Grain size and shape characterisation of the fine-grained Ito pyroclastic flow deposits using particle image analysis: a methodological framework for heterogeneous populations
摘要
The Ito pyroclastic flow deposits produced by the ~ 25 ka Aira Caldera eruption are characterised by broad multimodal particle size distributions reflecting the combined effects of fragmentation, transport, and deposition. Although the Ito deposits have been used to infer pyroclastic flow emplacement mechanisms, the conventional grain size characterisation methods applied in previous studies rely mainly on bulk measurements obtained using sieve-sedimentation or laser diffraction techniques, which typically assume a unimodal log-normal distribution. Therefore, such methods cannot adequately resolve heterogeneous particle populations. In particular, the fine fraction may preserve important but under-recognised selective transport and sedimentation signatures during emplacement.

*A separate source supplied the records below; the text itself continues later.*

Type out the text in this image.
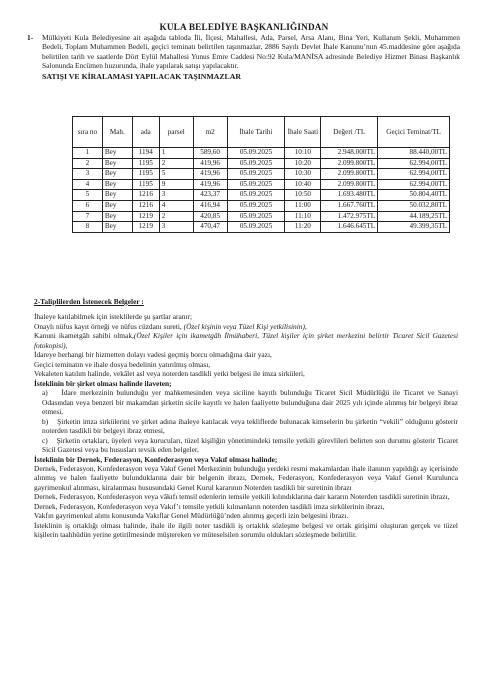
KULA BELEDİYE BAŞKANLIĞINDAN
1- Mülkiyeti Kula Belediyesine ait aşağıda tabloda İli, İlçesi, Mahallesi, Ada, Parsel, Arsa Alanı, Bina Yeri, Kullanım Şekli, Muhammen Bedeli, Toplam Muhammen Bedeli, geçici teminatı belirtilen taşınmazlar, 2886 Sayılı Devlet İhale Kanunu’nun 45.maddesine göre aşağıda belirtilen tarih ve saatlerde Dört Eylül Mahallesi Yunus Emre Caddesi No:92 Kula/MANİSA adresinde Belediye Hizmet Binası Başkanlık Salonunda Encümen huzurunda, ihale yapılarak satışı yapılacaktır.

SATIŞI VE KİRALAMASI YAPILACAK TAŞINMAZLAR
sıra no	Mah.	ada	parsel	m2	İhale Tarihi	İhale Saati	Değeri /TL	Geçici Teminat/TL
1	Bey	1194	1	589,60	05.09.2025	10:10	2.948.000TL	88.440,00TL
2	Bey	1195	2	419,96	05.09.2025	10:20	2.099.800TL	62.994,00TL
3	Bey	1195	5	419,96	05.09.2025	10:30	2.099.800TL	62.994,00TL
4	Bey	1195	9	419,96	05.09.2025	10:40	2.099.800TL	62.994,00TL
5	Bey	1216	3	423,37	05.09.2025	10:50	1.693.480TL	50.804,40TL
6	Bey	1216	4	416,94	05.09.2025	11:00	1.667.760TL	50.032,80TL
7	Bey	1219	2	420,85	05.09.2025	11:10	1.472.975TL	44.189,25TL
8	Bey	1219	3	470,47	05.09.2025	11:20	1.646.645TL	49.399,35TL
2-Taliplilerden İstenecek Belgeler :

İhaleye katılabilmek için isteklilerde şu şartlar aranır;

Onaylı nüfus kayıt örneği ve nüfus cüzdanı sureti, (Özel kişinin veya Tüzel Kişi yetkilisinin),

Kanuni ikametgâh sahibi olmak,(Özel Kişiler için ikametgâh İlmühaberi, Tüzel kişiler için şirket merkezini belirtir Ticaret Sicil Gazetesi fotokopisi),

İdareye herhangi bir hizmetten dolayı vadesi geçmiş borcu olmadığına dair yazı,

Geçici teminatın ve ihale dosya bedelinin yatırılmış olması,

Vekaleten katılım halinde, vekâlet asl veya noterden tasdikli yetki belgesi ile imza sirküleri,

İsteklinin bir şirket olması halinde ilaveten;

a) İdare merkezinin bulunduğu yer mahkemesinden veya siciline kayıtlı bulunduğu Ticaret Sicil Müdürlüğü ile Ticaret ve Sanayi Odasından veya benzeri bir makamdan şirketin sicile kayıtlı ve halen faaliyette bulunduğuna dair 2025 yılı içinde alınmış bir belgeyi ibraz etmesi,

b) Şirketin imza sirkülerini ve şirket adına ihaleye katılacak veya tekliflerde bulunacak kimselerin bu şirketin “vekili” olduğunu gösterir noterden tasdikli bir belgeyi ibraz etmesi,

c) Şirketin ortakları, üyeleri veya kurucuları, tüzel kişiliğin yönetimindeki temsile yetkili görevlileri belirten son durumu gösterir Ticaret Sicil Gazetesi veya bu hususları tevsik eden belgeler,

İsteklinin bir Dernek, Federasyon, Konfederasyon veya Vakıf olması halinde;

Dernek, Federasyon, Konfederasyon veya Vakıf Genel Merkezinin bulunduğu yerdeki resmi makamlardan ihale ilanının yapıldığı ay içerisinde alınmış ve halen faaliyette bulunduklarına dair bir belgenin ibrazı, Dernek, Federasyon, Konfederasyon veya Vakıf Genel Kurulunca gayrimenkul alınması, kiralanması hususundaki Genel Kurul kararının Noterden tasdikli bir suretinin ibrazı

Dernek, Federasyon, Konfederasyon veya vâkıfı temsil edenlerin temsile yetkili kılındıklarına dair kararın Noterden tasdikli suretinin ibrazı,

Dernek, Federasyon, Konfederasyon veya Vakıf’ı temsile yetkili kılınanların noterden tasdikli imza sirkülerinin ibrazı,

Vakfın gayrimenkul alımı konusunda Vakıflar Genel Müdürlüğü’nden alınmış geçerli izin belgesini ibrazı.

İsteklinin iş ortaklığı olması halinde, ihale ile ilgili noter tasdikli iş ortaklık sözleşme belgesi ve ortak girişimi oluşturan gerçek ve tüzel kişilerin taahhüdün yerine getirilmesinde müştereken ve müteselsilen sorumlu oldukları sözleşmede belirtilir.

To address the limitations of conventional methods, we applied dry static mode automated particle image analysis (DSM-APIA) to the fine fraction (≤ 100 μm) of the Ito pyroclastic flow deposits to obtain integrated size and shape characterisations. This analysis revealed a statistically distinct size-based subpopulation that was not resolved by conventional methods, thereby indicating that the fine fraction is not a single hydraulically equivalent population. Size-dependent analyses of the circularity and aspect ratio exhibited nonlinear trends, highlighting previously unrecognised morphological heterogeneity. These variations likely reflect transport-induced modifications and intrinsic compositional differences (e.g. glass shards versus lithic fragments). This study establishes a robust high-resolution analytical framework that complements conventional bulk analyses, providing a reproducible tool for evaluating complex morphological heterogeneities in pyroclastic materials.